4. The method according to claim 1, wherein the container is a syringe and the stopper is a plunger.
5. The method according to claim 1, further comprising transporting the container using an electric rotary table or star wheel in response to a command generated by one or more processors.
6. The method according to claim 1, further comprising inverting the container in response to a command generated by one or more processors such that the stopper is below the sample.
7. The method according to claim 1, wherein spinning the container includes rotating the container at least 360 degrees about the central axis of the container in response to a command generated by one or more processors.
8. The line scan camera is a first line scan camera, the plurality of images are a first plurality of images, the container is a first container, the two-dimensional image is a first two-dimensional image, and the method is While the first line scan camera is being directed, the second line scan camera is also directed relative to the second container via the one or more processors so that it is angled upward with respect to the horizontal plane so that it matches or approximates the inclination of the stopper of the second container.
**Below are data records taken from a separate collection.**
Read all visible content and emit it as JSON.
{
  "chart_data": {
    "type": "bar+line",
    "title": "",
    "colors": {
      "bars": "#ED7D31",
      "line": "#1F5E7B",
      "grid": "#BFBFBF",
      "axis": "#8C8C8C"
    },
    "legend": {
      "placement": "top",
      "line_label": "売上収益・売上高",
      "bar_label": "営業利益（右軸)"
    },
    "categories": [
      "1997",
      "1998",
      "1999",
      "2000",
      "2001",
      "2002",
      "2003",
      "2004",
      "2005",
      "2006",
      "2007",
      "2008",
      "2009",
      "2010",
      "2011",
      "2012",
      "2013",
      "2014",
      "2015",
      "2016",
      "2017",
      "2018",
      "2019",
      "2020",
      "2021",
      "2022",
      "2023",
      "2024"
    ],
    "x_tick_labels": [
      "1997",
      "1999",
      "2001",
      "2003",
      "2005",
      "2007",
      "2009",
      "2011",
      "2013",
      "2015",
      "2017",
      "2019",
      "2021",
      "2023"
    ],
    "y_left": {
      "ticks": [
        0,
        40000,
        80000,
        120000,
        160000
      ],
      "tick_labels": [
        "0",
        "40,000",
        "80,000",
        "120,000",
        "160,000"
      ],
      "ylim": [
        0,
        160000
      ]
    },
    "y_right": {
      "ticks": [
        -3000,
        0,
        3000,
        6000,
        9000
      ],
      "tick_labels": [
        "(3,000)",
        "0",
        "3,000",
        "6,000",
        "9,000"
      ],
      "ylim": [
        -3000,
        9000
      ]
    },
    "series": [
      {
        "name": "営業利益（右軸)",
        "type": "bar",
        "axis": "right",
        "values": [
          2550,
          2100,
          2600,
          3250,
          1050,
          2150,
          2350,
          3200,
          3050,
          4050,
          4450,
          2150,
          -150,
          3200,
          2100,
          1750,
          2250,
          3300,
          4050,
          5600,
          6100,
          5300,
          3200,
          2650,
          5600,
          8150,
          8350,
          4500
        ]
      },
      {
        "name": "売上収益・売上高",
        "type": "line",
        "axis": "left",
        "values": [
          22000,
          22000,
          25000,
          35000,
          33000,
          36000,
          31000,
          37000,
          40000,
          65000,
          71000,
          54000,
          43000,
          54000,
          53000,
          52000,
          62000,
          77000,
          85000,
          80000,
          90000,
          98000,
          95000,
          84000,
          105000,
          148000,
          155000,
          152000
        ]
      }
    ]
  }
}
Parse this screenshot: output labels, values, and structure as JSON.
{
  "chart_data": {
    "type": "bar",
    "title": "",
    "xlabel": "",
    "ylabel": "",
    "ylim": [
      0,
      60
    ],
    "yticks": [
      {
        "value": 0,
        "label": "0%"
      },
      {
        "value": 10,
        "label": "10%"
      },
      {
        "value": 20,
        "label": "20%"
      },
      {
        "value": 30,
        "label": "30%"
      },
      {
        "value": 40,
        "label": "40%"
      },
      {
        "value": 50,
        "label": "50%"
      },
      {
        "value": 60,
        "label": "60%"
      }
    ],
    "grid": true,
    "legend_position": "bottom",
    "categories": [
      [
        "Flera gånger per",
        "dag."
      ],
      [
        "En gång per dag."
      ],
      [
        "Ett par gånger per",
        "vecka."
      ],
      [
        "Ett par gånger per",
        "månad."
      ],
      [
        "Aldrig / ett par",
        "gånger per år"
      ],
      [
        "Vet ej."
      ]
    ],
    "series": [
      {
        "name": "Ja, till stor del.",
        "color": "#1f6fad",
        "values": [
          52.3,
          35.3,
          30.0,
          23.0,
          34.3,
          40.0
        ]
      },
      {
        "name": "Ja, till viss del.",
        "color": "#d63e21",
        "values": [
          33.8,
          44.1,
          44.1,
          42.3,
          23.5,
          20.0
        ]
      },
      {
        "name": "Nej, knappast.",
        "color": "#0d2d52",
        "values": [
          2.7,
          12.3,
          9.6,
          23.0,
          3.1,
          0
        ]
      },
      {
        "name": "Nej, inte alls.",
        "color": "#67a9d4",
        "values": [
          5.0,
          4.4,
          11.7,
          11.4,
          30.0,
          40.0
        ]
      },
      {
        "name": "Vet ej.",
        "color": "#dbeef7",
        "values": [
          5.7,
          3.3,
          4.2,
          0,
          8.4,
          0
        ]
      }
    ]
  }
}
The first container is spun while the second container is spun via one or more processors, While capturing the first plurality of images, and while the second container is spinning, the second line scan camera captures a second plurality of images of the stopper of the second container, wherein each of the second plurality of images corresponds to a different rotational position of the second container. A second two-dimensional image is generated based on at least the second plurality of images via one or more processors. The method according to claim 1, further comprising:
9. The method according to claim 1, further comprising training the neural network via the one or more processors using a labeled two-dimensional image of the stopper edge of the container before processing the pixels of the two-dimensional image.
10. The method according to claim 9, comprising training the neural network using labeled two-dimensional images of containers containing samples, including different types, numbers, sizes, and locations of objects.
11. An automated visual inspection system, Line scan camera and Positioning hardware configured to orient the line scan camera over a container containing a sample, to angle the line scan camera upward with respect to the horizontal plane so that it aligns with or approximates the inclination of the container's stopper, and to spin the container while it is oriented in this manner; A memory for storing instructions, wherein, when an instruction is executed by one or more processors, the memory causes the one or more processors to execute the method according to any one of claims 1 to 4, 6, 7, 9, or 10. An automated visual inspection system equipped with the following features.
12. The automatic visual inspection system according to claim 11, wherein the positioning hardware includes an electric rotary table or a star wheel, and the container is oriented by transporting the container using the electric rotary table or the star wheel.
13. The line scan camera is the first line scan camera, the plurality of images are the first plurality of images, the container is the first container, the positioning hardware is the first positioning hardware, the two-dimensional image is the first two-dimensional image, and the output data is the first output data. The automated visual inspection system according to claim 11, further comprising a second line scan camera and a second positioning hardware configured to orient the second line scan camera with respect to a second container containing a second sample, such that the second line scan camera is angled upward with respect to the horizontal plane so that it aligns with or approximates the inclination of a stopper of the second container, and to spin the second container while it is oriented in this manner.